The Allianz Risk Barometer 2018 report reveals that cyber incidents remain a top threat with 38% of responses for a third year in a row for South African businesses. Business interruption (BI) second at 34%, and changes in legislation & regulation is in third place at 29%/ number 5 in 2017. These are the key findings of the seventh Allianz Risk Barometer, which was published on 16 January 2018 by Allianz Global Corporate & Specialty (AGCS). The 2018 report is based on the insight of a record 1,911 risk experts from 80 countries.
The report unveils two new South African business threats that have emerged as part of the top 10 list, which are climate change/ increasing volatility of weather and loss of reputation or brand value, both at 16% both at #8. These new threats are not surprising, especially given the extreme weather patterns that have resulted in frequent droughts and floods affecting the country.
Market developments as a threat has slightly declined to fourth place at 23% from number 3 in 2017 regardless of prevailing political uncertainly and a difficult business environment. Fire, explosion and new technologies are in sixth place and are both at 19% proving this is still a concern as South Africa was plagued with incidents of large fires at Durban Harbour, Braampark and Knysna. Macroeconomic developments (13% of responses) slid seven places to number 10 on the list.
Multiple threats such as data breaches, network liability, hacker attacks or cyber BI, ensure it is the top business risk in South African, as well as 10 other surveyed countries including the Americas region. It was number 2 in the Europe and Asia Pacific regions. It also ranks as the most underestimated risk and the major long-term peril. Cyber incidents through events such as WannaCry and Petya ransomware attacks brought significant financial losses to a large number of businesses. South African businesses were not left unscathed. In October last year, more than 30 million South Africans’ personal information was exposed online in what is considered country’s biggest data breach. The potential for so-called “cyber hurricane” events to occur, where hackers disrupt larger numbers of companies by targeting common infrastructure dependencies, will continue to grow in 2018.

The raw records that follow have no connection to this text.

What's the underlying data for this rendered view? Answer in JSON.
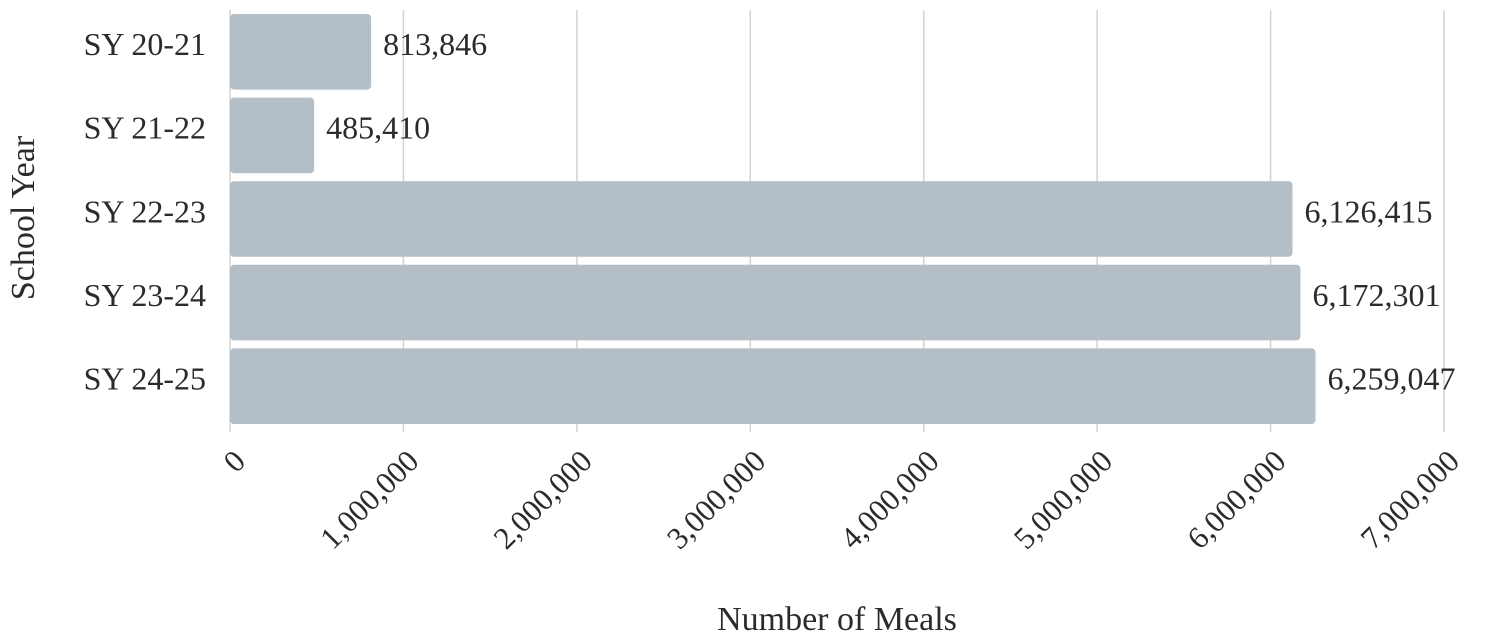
{
  "chart_data": {
    "type": "bar",
    "orientation": "horizontal",
    "xlabel": "Number of Meals",
    "ylabel": "School Year",
    "categories": [
      "SY 20-21",
      "SY 21-22",
      "SY 22-23",
      "SY 23-24",
      "SY 24-25"
    ],
    "values": [
      813846,
      485410,
      6126415,
      6172301,
      6259047
    ],
    "value_labels": [
      "813,846",
      "485,410",
      "6,126,415",
      "6,172,301",
      "6,259,047"
    ],
    "color": "#b3bec7",
    "xlim": [
      0,
      7000000
    ],
    "xticks": [
      0,
      {
        "value": 1000000,
        "label": "1,000,000"
      },
      {
        "value": 2000000,
        "label": "2,000,000"
      },
      {
        "value": 3000000,
        "label": "3,000,000"
      },
      {
        "value": 4000000,
        "label": "4,000,000"
      },
      {
        "value": 5000000,
        "label": "5,000,000"
      },
      {
        "value": 6000000,
        "label": "6,000,000"
      },
      {
        "value": 7000000,
        "label": "7,000,000"
      }
    ],
    "grid": true
  }
}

“South Africa is reported to have the third highest number of cybercrime victims worldwide, losing billions of Rands a year to cyber attacks and experiencing more cyber attacks than its African counterparts. Although, cyber awareness has significantly increased, particularly among small and medium sized businesses, it is more challenging for these enterprises to tackle this issue compared to larger corporations,” says Nobuhle Nkosi Cyber Insurance Expert at AGCS Africa.
Allianz Risk Barometer results show that awareness of the cyber threat is soaring among small- and medium-sized businesses, with a significant jump from number 6 to number 2 for small companies and from number 3 to number 1 for medium-sized companies. With regard to sector exposure, cyber incidents rank top in the Entertainment & Media, Financial Services, Technology and Telecommunications industries.
Cyber risk and business interruption have been neck-and-neck in South Africa for the past three years increasingly demonstrating a strong interlink between the two. “Businesses in South Africa are deeply concerned about the impact of business interruption, which could result from traditional exposures, such as fire, natural disasters and supply chain disruption, to new triggers stemming from digitalisation and interconnectedness that typically come without physical damage, but with high financial loss. Breakdown of core IT systems, terrorism or political violence events, product quality incidents or an unexpected regulatory change can bring businesses to a temporary or prolonged standstill with a devastating effect on revenues,” says AGCS Africa CEO Thusang Mahlangu.
Natural catastrophes moved from number 7 to number 4 in South Africa and also returned to the top three business risks globally. “The impact of natural catastrophes goes far beyond the physical damage to structures in the affected areas. As industries become leaner and more connected, natural catastrophes can disrupt a large variety of sectors that might not seem directly affected at first glance around the world,” says Ali Shahkarami, Head of Catastrophe Risk Research, AGCS.
Meanwhile, the risk impact of new technologies is one of the big movers in the Allianz Risk Barometer, up to number 6 from number 10. It also ranks as the second top risk for the long-term future after cyber incidents, with which it is closely interlinked. Vulnerability of automated or even autonomous or self-learning machines to failure or malicious cyber acts, such as extortion or espionage, will increase in future and could have a significant impact if critical infrastructure, such as IT networks or power supply, is involved.
“Although there may be fewer smaller losses due to automation and monitoring minimising the human error factor, this may be replaced by the potential for large-scale losses, once an incident happens,” explains Michael Bruch, Head of Emerging Trends, AGCS. “Businesses also have to prepare for new risks and liabilities as responsibilities shift from human to machine, and therefore to the manufacturer or software supplier. Assignment and coverage of liability will become much more challenging in future.”